Diagnosis

Sooooo my right boob is cancery.  Well, it won't be soon, but for now, it is.  I was diagnosed with Stage 2A Infiltrating Ductal Breast Cancer at the age of 35. Based on current medical recommendations (and science), I am not "at risk."  I have no family history of breast cancer, and my genetic testing (ordered after my diagnosis)  shows that I am not predisposed to this disease.  And yet, here I am.

My GYN is incredible, and she ordered a "baseline" mammogram for me at my yearly appointment in May.  She said it was no rush (because of previously addressed lack of family history), so I didn't schedule it immediately (see also: I forgot and was busy).  I felt the lump in my right breast in October, and was also experiencing some pain between my breast and armpit. Those events prompted me to call and schedule my mammogram, order in hand.  BUT!  Once you have a lump, you can't just use your original order.  You have to go back to your doctor, get a new order for a 3D mammogram and ultrasound, and then schedule your appointment.

While I delayed getting my mammogram initially and have a head full of "what ifs," the timing of the following events worked out perfectly for me and my diagnosis. I saw my doctor on November 6th, she ordered my tests, and sent me to her office's surgery scheduler.  My preference was to wait and go to the imaging center closest to home on November 24th, but she encouraged me to "just get the appointment over with" by going to a Breast Center at a hospital a bit farther from home three days later, on November 9th.

I went alone, convinced that because it was painful I only had a cyst. The mammogram was first, and though it was my first experience with one, it seemed normal. I was sent back to the waiting room until my ultrasound, and it was there that I began to get anxious. The wait took forever, and because I'm a worrier by nature, I began to panic.

Once I was called back to the ultrasound room, the radiology tech measured the lump in my breast, clicking the measurements along the way.  It seemed pretty routine and not at all out of the ordinary for the first few minutes.  She moved the wand up an inch or two to my armpit, and that was followed by more clicks. I knew that if she was measuring something there, whatever was in my breast had spread. I began to panic, and she told me she was going to talk to the radiologist about what she saw.

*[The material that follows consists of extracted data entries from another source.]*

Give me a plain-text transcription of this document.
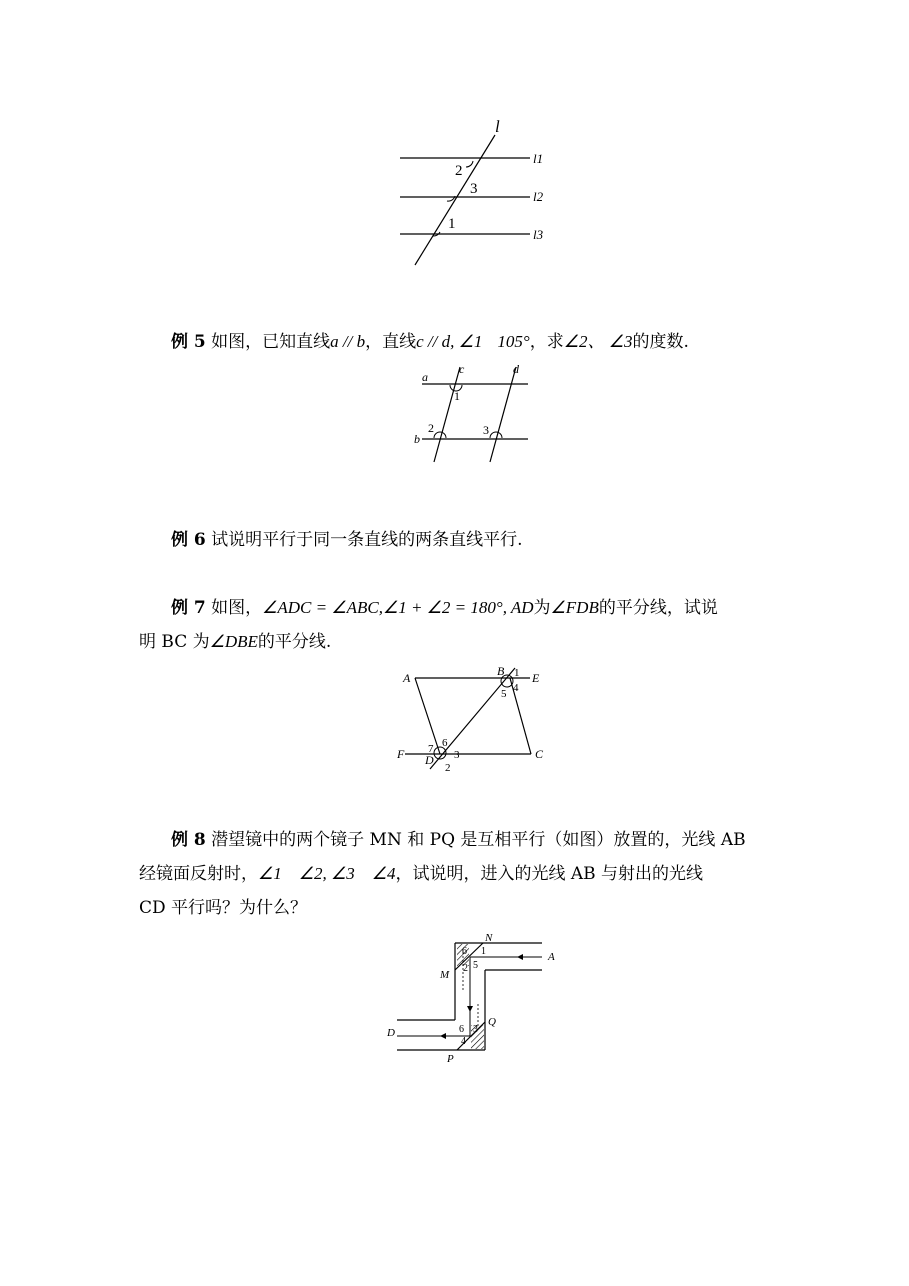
l
l1
l2
l3
2
3
1
例 5 如图，已知直线a // b，直线c // d, ∠1   105°，求∠2、 ∠3的度数.
a
b
c	d
1
2	3
例 6 试说明平行于同一条直线的两条直线平行.
例 7 如图，∠ADC = ∠ABC,∠1 + ∠2 = 180°, AD为∠FDB的平分线，试说
明 BC 为∠DBE的平分线.
A	B E
F D	C
1
4
5
6
7 3
2
例 8 潜望镜中的两个镜子 MN 和 PQ 是互相平行（如图）放置的，光线 AB
经镜面反射时，∠1    ∠2, ∠3    ∠4，试说明，进入的光线 AB 与射出的光线
CD 平行吗？为什么？
N
A
M
Q
D
P
6 1
2 5
6 3
4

This is me, as I waited for her to come back with the radiologist.  My stomach was in knots and I was feeling a little shell shocked. I knew something bad was coming.


And it did.  The radiologist came in, handed me a box of tissues, and told me that she saw two very concerning spots - one on my right breast, and another in a lymph node in my right armpit.  She wanted a biopsy done as soon as possible so that we could figure out exactly what was going on.  I walked out in tears, and cried through the dreary ride home. This didn't seem like the kind of news that you break to your husband over the phone, so I resisted the urge to call Brian as I drove.

My biopsy was the following week, on November 15th.  The radiologist initially wanted me to see a breast surgeon for my biopsy, but a surgeon couldn't fit me in until December 13th (which was a month away!), so she opted to do it herself, in the same room where I had my ultrasound.  The doctor and the tech were nice and talked to me about my kids and theirs, which kept my anxiety at bay. I left feeling a bit better about it all, with another appointment scheduled to discuss the results the following week.

November 21st is the day that changed my life.  I went to meet the radiologist for my results, and walked out with a Breast Cancer diagnosis, a Nurse Navigator, and an appointment with the best local breast surgeon.

But this is where the entire process was about the right people, the right timing, and medical professionals who really care.  Because my insurance company wouldn't cover my GYN's imaging center, her scheduler sent me to a local large hospital network. By sending me to  the hospital that was farther away,  I was diagnosed earlier. And because the radiologist didn't want me to wait a month for a biopsy, I was diagnosed earlier.  And because I was sent to that exact location, I was put in the hands of a fantastic surgeon, who immediately cleared a spot for me in her schedule.  The afternoon of my diagnosis could have been filled with so many more "what ifs" but instead she spent an hour in her office with Brian and I, answering questions and giving me the specifics of my treatment plan. Chemo. Surgery. Radiation. She insisted that she put in my port herself instead of having it done by a general surgeon, and she found me an excellent oncologist who we also adore.  I may have waited, but that allowed everything else to work the way it needed to.

I hope and believe that serendipitous timing will continue through this process.  There have been more small things that have shown me that I am in the most excellent hands, and I'm so thankful that the little moments worked to assemble me an amazing team of people who are helping me  kick cancer's ass.